Friday, July 05, 2013

The Pope and the Ambassador

Benedetto Luti (1666–1724)
Pius V and the Ambassador of the King of Poland
Black and red chalk, brush and brown wash, highlighted with white
15-7/16 x 21-3/4 in. (39.2 x 55.2 cm)
The Metropolitan Museum of Art, New York

This is a modello of a now lost work which originally hung in the Palazzo Albane delle Quattro Fontane in Rome

It was commissioned by the Master General of the Dominican Order Father Jean Francois Antonin Cloche (1628 - 1720)  He was Master of the Order for 34 years

Although an ascetic he did act as a grand seigneur and was a great patron of the arts in Rome

The commission was to commemorate the canonisation of the Dominican Pope and Saint, Saint Pope Pius V (Michele Ghislieri) which took place in 1712

It was a gift for the then Pope Clement XI (of the Albani family)

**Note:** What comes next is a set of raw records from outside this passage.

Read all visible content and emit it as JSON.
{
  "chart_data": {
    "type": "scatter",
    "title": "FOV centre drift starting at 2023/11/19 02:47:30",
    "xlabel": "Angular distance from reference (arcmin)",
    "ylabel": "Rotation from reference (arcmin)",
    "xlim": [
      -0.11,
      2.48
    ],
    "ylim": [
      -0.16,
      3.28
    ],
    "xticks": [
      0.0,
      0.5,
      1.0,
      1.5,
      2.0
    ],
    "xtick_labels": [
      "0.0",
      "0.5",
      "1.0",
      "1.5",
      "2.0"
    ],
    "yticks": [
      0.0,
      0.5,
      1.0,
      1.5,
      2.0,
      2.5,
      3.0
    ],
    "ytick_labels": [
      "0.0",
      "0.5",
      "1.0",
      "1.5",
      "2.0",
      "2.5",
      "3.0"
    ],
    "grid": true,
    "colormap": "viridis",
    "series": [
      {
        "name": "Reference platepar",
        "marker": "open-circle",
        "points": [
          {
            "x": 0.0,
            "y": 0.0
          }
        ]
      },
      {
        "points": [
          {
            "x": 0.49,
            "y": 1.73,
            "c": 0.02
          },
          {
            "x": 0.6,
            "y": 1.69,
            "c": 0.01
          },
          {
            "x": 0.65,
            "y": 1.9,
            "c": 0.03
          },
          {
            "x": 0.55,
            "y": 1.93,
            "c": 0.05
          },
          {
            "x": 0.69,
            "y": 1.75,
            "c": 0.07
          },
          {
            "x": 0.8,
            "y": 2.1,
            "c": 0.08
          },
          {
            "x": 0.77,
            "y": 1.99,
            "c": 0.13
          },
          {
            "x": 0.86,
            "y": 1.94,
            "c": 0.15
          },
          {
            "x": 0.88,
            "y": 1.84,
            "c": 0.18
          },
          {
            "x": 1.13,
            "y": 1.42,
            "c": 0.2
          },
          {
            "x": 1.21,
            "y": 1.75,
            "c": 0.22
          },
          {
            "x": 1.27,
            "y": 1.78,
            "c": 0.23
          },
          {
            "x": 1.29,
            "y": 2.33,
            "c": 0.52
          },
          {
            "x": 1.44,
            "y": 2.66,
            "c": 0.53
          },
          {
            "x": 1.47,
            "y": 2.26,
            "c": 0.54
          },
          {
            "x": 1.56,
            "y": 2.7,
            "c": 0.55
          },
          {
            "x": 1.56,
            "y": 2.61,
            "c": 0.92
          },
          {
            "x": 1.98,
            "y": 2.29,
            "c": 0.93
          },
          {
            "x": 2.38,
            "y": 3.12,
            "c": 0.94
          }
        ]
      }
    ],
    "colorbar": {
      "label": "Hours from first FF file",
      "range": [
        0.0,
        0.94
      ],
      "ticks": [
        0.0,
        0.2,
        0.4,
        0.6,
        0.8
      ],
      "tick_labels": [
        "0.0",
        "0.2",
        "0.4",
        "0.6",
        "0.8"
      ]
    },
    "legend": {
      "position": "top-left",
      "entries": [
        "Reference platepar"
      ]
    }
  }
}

Pius V ruled from 1559 to 1565 and the picture depicts an event in that time occurring in St Peter`s Square during the construction of the new Basilica

The King of Poland at the time was Sigismund II Augustus I, the last of the Jagiellons without whom Catholicism would not be the same in Poland today as it is. He allowed the Jesuits into Poland in 1564 

The Jesuits and the Dominicans were the main Catholic reformers in Poland at the time

Both Pius V and the King died in 1572

The picture represents an apocryphal tale from the life of the Pope about whom many tales were told of miracles occurring even when he was still alive

While walking in the Vatican Piazza, which is built on the site of the ancient Circus of Nero, he was reminded of the martyrs who had suffered on that very site. He took up a handful of dust  and put the dust into a cloth which the Ambassador of Poland, who was with him, held out to receive it. 

When the Ambassador opened the cloth, after returning to his house, he found it all saturated with blood, and the dust had disappeared.